Killing two birds with one stone, the stunt will get rid of an eyesore and help fund the youth development programs of the Boys & Girls Club of Atlantic City.

"I think it's extremely important that we do something worthwhile," Atlantic City Mayor Marty Small Sr. told a news conference Thursday. " And there's not a better organization than the Boys and Girls," he added, according to CBS News.

Trump Plaza Hotel
Trump Plaza Hotel & Casino in Atlantic City, New Jersey. Bids have opened to detonate the building next year. Mark Makela/Getty Images

"Not often does inner-city oceanfront land open up," Small said. "We have one chance to get this right." The implosion had been scheduled for January 29 but has been delayed to February, with no set date yet.
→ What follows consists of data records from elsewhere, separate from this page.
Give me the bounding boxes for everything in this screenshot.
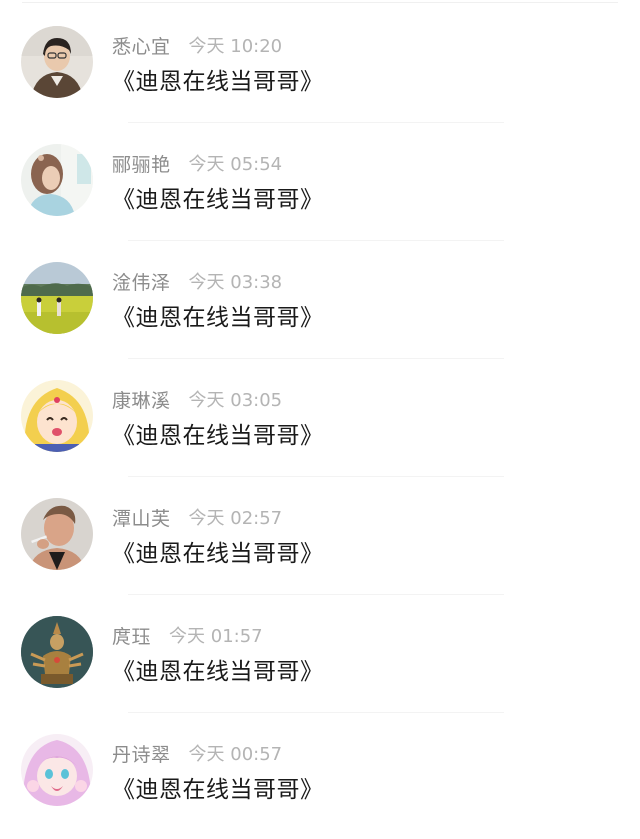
avatar[interactable] <box>21 616 93 688</box>
avatar[interactable] <box>21 498 93 570</box>
comment-item[interactable]: 悉心宜 今天 10:20 《迪恩在线当哥哥》 <box>0 0 640 123</box>
comment-time: 今天 03:05 <box>188 390 283 411</box>
avatar[interactable] <box>21 734 93 806</box>
comment-item[interactable]: 庹珏 今天 01:57 《迪恩在线当哥哥》 <box>0 590 640 713</box>
comment-message: 《迪恩在线当哥哥》 <box>112 69 324 95</box>
comment-message: 《迪恩在线当哥哥》 <box>112 777 324 803</box>
avatar[interactable] <box>21 262 93 334</box>
avatar[interactable] <box>21 26 93 98</box>
avatar[interactable] <box>21 144 93 216</box>
commenter-name[interactable]: 悉心宜 <box>112 32 171 59</box>
commenter-name[interactable]: 丹诗翠 <box>112 740 171 767</box>
avatar-man-cigarette-icon <box>21 498 93 570</box>
commenter-name[interactable]: 庹珏 <box>112 622 151 649</box>
avatar-anime-pink-icon <box>21 734 93 806</box>
comment-message: 《迪恩在线当哥哥》 <box>112 659 324 685</box>
comment-time: 今天 02:57 <box>188 508 283 529</box>
comment-message: 《迪恩在线当哥哥》 <box>112 423 324 449</box>
commenter-name[interactable]: 潭山芙 <box>112 504 171 531</box>
comment-message: 《迪恩在线当哥哥》 <box>112 541 324 567</box>
comment-item[interactable]: 康琳溪 今天 03:05 《迪恩在线当哥哥》 <box>0 354 640 477</box>
avatar-anime-blonde-icon <box>21 380 93 452</box>
avatar-girl-blue-shirt-icon <box>21 144 93 216</box>
comment-time: 今天 00:57 <box>188 744 283 765</box>
avatar-woman-glasses-icon <box>21 26 93 98</box>
avatar-field-landscape-icon <box>21 262 93 334</box>
comment-item[interactable]: 丹诗翠 今天 00:57 《迪恩在线当哥哥》 <box>0 708 640 826</box>
comment-time: 今天 10:20 <box>188 36 283 57</box>
comment-item[interactable]: 潭山芙 今天 02:57 《迪恩在线当哥哥》 <box>0 472 640 595</box>
comment-item[interactable]: 郦骊艳 今天 05:54 《迪恩在线当哥哥》 <box>0 118 640 241</box>
commenter-name[interactable]: 淦伟泽 <box>112 268 171 295</box>
comment-time: 今天 01:57 <box>169 626 263 647</box>
commenter-name[interactable]: 郦骊艳 <box>112 150 171 177</box>
comment-time: 今天 03:38 <box>188 272 283 293</box>
comment-message: 《迪恩在线当哥哥》 <box>112 305 324 331</box>
avatar[interactable] <box>21 380 93 452</box>
avatar-statue-icon <box>21 616 93 688</box>
comment-time: 今天 05:54 <box>188 154 283 175</box>
comment-message: 《迪恩在线当哥哥》 <box>112 187 324 213</box>
comment-item[interactable]: 淦伟泽 今天 03:38 《迪恩在线当哥哥》 <box>0 236 640 359</box>
commenter-name[interactable]: 康琳溪 <box>112 386 171 413</box>
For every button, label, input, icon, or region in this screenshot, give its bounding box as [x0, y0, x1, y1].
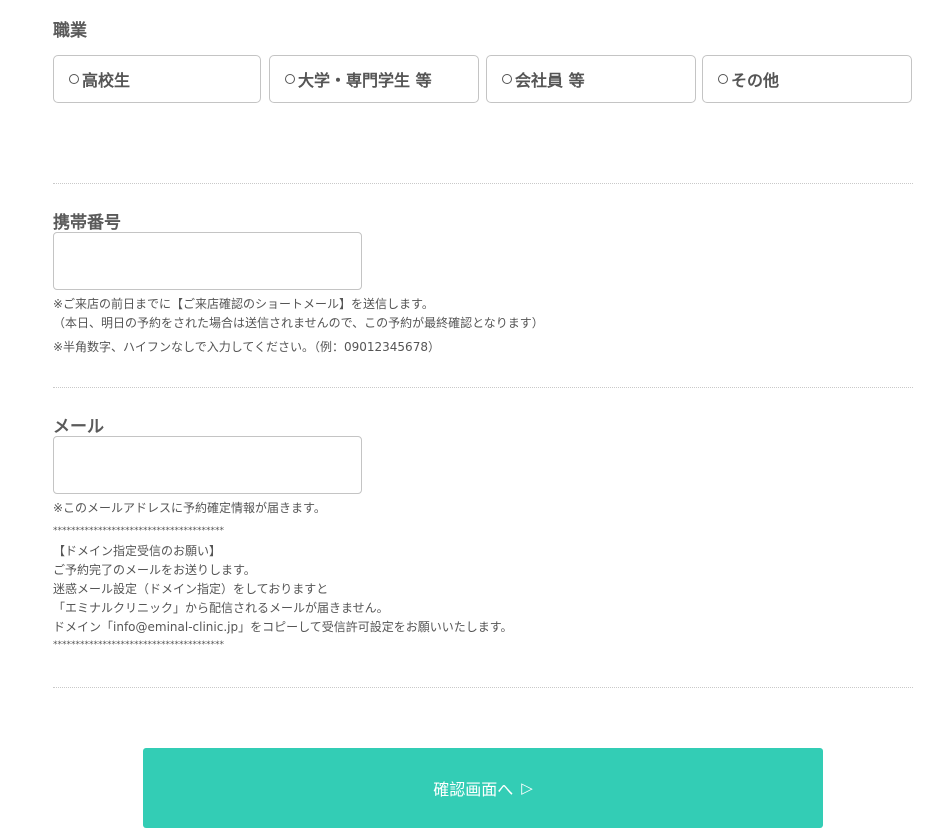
- section-divider: [53, 183, 913, 184]
- confirm-button-label: 確認画面へ: [433, 780, 514, 799]
- email-note: ※このメールアドレスに予約確定情報が届きます。: [53, 501, 326, 515]
- radio-circle-icon: [69, 74, 79, 84]
- occupation-option-other[interactable]: その他: [702, 55, 912, 103]
- radio-circle-icon: [502, 74, 512, 84]
- email-note: 【ドメイン指定受信のお願い】: [53, 544, 222, 558]
- phone-format-note: ※半角数字、ハイフンなしで入力してください。（例：09012345678）: [53, 340, 440, 354]
- email-label: メール: [53, 417, 104, 437]
- phone-label: 携帯番号: [53, 213, 121, 233]
- email-note: 迷惑メール設定（ドメイン指定）をしておりますと: [53, 582, 329, 596]
- radio-circle-icon: [718, 74, 728, 84]
- option-label: 高校生: [82, 71, 131, 90]
- occupation-option-employee[interactable]: 会社員 等: [486, 55, 696, 103]
- option-label: 会社員 等: [515, 71, 585, 90]
- section-divider: [53, 687, 913, 688]
- email-note: ご予約完了のメールをお送りします。: [53, 563, 256, 577]
- option-label: 大学・専門学生 等: [298, 71, 432, 90]
- email-input[interactable]: [53, 436, 362, 494]
- occupation-option-university[interactable]: 大学・専門学生 等: [269, 55, 479, 103]
- play-outline-icon: ▷: [521, 779, 533, 797]
- email-note-separator: **************************************: [53, 526, 224, 536]
- phone-input[interactable]: [53, 232, 362, 290]
- phone-note: ※ご来店の前日までに【ご来店確認のショートメール】を送信します。: [53, 297, 434, 311]
- option-label: その他: [731, 71, 780, 90]
- occupation-label: 職業: [53, 21, 87, 41]
- email-note-separator: **************************************: [53, 640, 224, 650]
- radio-circle-icon: [285, 74, 295, 84]
- section-divider: [53, 387, 913, 388]
- occupation-options: 高校生 大学・専門学生 等 会社員 等 その他: [53, 55, 912, 105]
- email-note: ドメイン「info@eminal-clinic.jp」をコピーして受信許可設定を…: [53, 620, 513, 634]
- occupation-option-high-school[interactable]: 高校生: [53, 55, 261, 103]
- email-note: 「エミナルクリニック」から配信されるメールが届きません。: [53, 601, 389, 615]
- phone-note: （本日、明日の予約をされた場合は送信されませんので、この予約が最終確認となります…: [53, 316, 544, 330]
- confirm-button[interactable]: 確認画面へ ▷: [143, 748, 823, 828]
Bodnar's Auction, the auction house is collecting bids for what it describes on as a "once in a lifetime opportunity."

"For several years it has been sitting empty and now is the time to end an era and replace it with something new," it said. "This will be done remotely and can be done anywhere in the world as well as close to the Plaza as we can safely get you there."

Trump cut most ties with Atlantic City in 2009 but had once owned two other casinos in the city, the Trump Taj Mahal and Trump Marina. Both were later rebranded and operated under new management following bankruptcies.

The demolition was initially planned for January 29, nine days after Trump leaves office. However, Small said that this has been delayed until February, with a firm date yet to be finalized.

The last time a casino was imploded in Atlantic City was in October 2007 when the former Sands casino was dynamited for a new casino-hotel project that never was built, CBS reported.